You’ve all made a life-changing event for about 400 students in Frank Porter Graham and if FPG becomes a dual language school 400 people will be heart broken and when they have some one asks to them in 20 years did you have a great childhood they won’t say I had a great one they will think of this. Because you have decided just remember you have already scarred 400 kids for life so think of what you’ve done. (done when they decide)."

John Duncan, 3rd grader

Frank Porter Graham Elementary School

Connecting kids

A new website, www.chcyouth.org intended to help connect children and youth between five and 20 years old in the Chapel Hill and Carrboro communities with nonprofit organizations serving youth launched on May 1. The website is part of the Chapel Hill-Carrboro Youth Services Initiative, an effort supported by a group of local philanthropic organizations and individuals invested in the well-being of Chapel Hill and Carrboro children and youth.

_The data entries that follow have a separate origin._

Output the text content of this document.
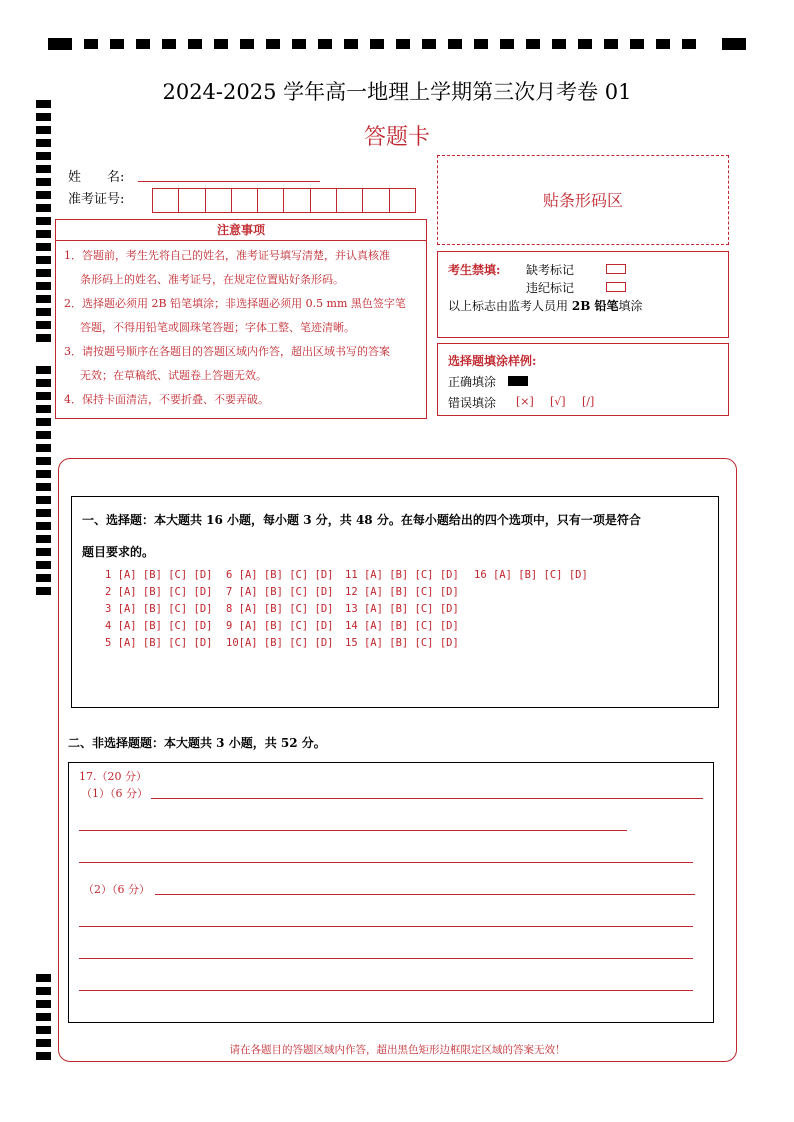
2024-2025 学年高一地理上学期第三次月考卷 01
答题卡
姓　　名:
准考证号:	贴条形码区
注意事项
1．答题前，考生先将自己的姓名，准考证号填写清楚，并认真核准
条形码上的姓名、准考证号，在规定位置贴好条形码。
2．选择题必须用 2B 铅笔填涂；非选择题必须用 0.5 mm 黑色签字笔
答题，不得用铅笔或圆珠笔答题；字体工整、笔迹清晰。
3．请按题号顺序在各题目的答题区域内作答，超出区域书写的答案
无效；在草稿纸、试题卷上答题无效。
4．保持卡面清洁，不要折叠、不要弄破。
考生禁填: 缺考标记
违纪标记
以上标志由监考人员用 2B 铅笔填涂
选择题填涂样例:
正确填涂
错误填涂 [×] [√] [/]
一、选择题：本大题共 16 小题，每小题 3 分，共 48 分。在每小题给出的四个选项中，只有一项是符合
题目要求的。
1 [A] [B] [C] [D]
2 [A] [B] [C] [D]
3 [A] [B] [C] [D]
4 [A] [B] [C] [D]
5 [A] [B] [C] [D]
6 [A] [B] [C] [D]
7 [A] [B] [C] [D]
8 [A] [B] [C] [D]
9 [A] [B] [C] [D]
10[A] [B] [C] [D]
11 [A] [B] [C] [D]
12 [A] [B] [C] [D]
13 [A] [B] [C] [D]
14 [A] [B] [C] [D]
15 [A] [B] [C] [D]
16 [A] [B] [C] [D]
二、非选择题题：本大题共 3 小题，共 52 分。
17.（20 分）
（1）（6 分）
（2）（6 分）
请在各题目的答题区域内作答，超出黑色矩形边框限定区域的答案无效！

The initiative’s focus is to ensure that all young people in Chapel Hill and Carrboro have access to programs and activities that would contribute to their growth and development into happy and productive citizens. This website is intended to serve as a resource for all community members – the youth and those working with youth-seeking opportunities and services that will help the youngest members of the Chapel Hill and Carrboro communities reach their greatest potential. If you are aware of an organization that should be included in this initiative or have questions or comments, please contact me at mthimmel@ncgrantmakers.org .

Tracey G. Himmel

Chapel Hill-Carrboro Youth Services Initiative

Cruel retribution

I think everyone living here in the Southern Part of Heaven is beyond words by now. As this trial progresses and more testimony is heard, the general feeling I hear is that this continuing soap opera belongs on the “Jersey Shore” or Peyton Place or anywhere else but here in NC.

The star witnesses for the prosecution seem as dubious and as of questionable character as the defendant. I probably would have more sympathy or respect for the Youngs if their motives for exposing the “Bunny Money” trail were pure or even slightly above board. Sadly I think they were driven by greed, power and the age-old need to cover their own (expletive).

At one time I supported John Edwards for president, and I find not many people will admit to that now. While it is not clear in my mind as to his guilt of any felony crime for the vast sums of money that went through his hands, I think the time has come to cease attacking this man and let him move on with his life.

Yes his actions were atrocious, but he and his family have suffered enough. The continuing attack on any man or woman is no longer justice – it reeks of cruel retribution.

We all will need to live with our choices and actions through our lives. I think John Edwards’ greatest task now will be finding a way to forgive himself. And I honestly hope he can.

William Derey

Carrboro

Two bad outcomes

The prospect of war with Iran is frightening. So is the prospect of a nuclear armed Iran.

That’s why I was so encouraged that the United States was among the world powers taking part in diplomatic talks with Iran on April 13 and 14.

Diplomacy is single most effective way to avert those two bad outcomes.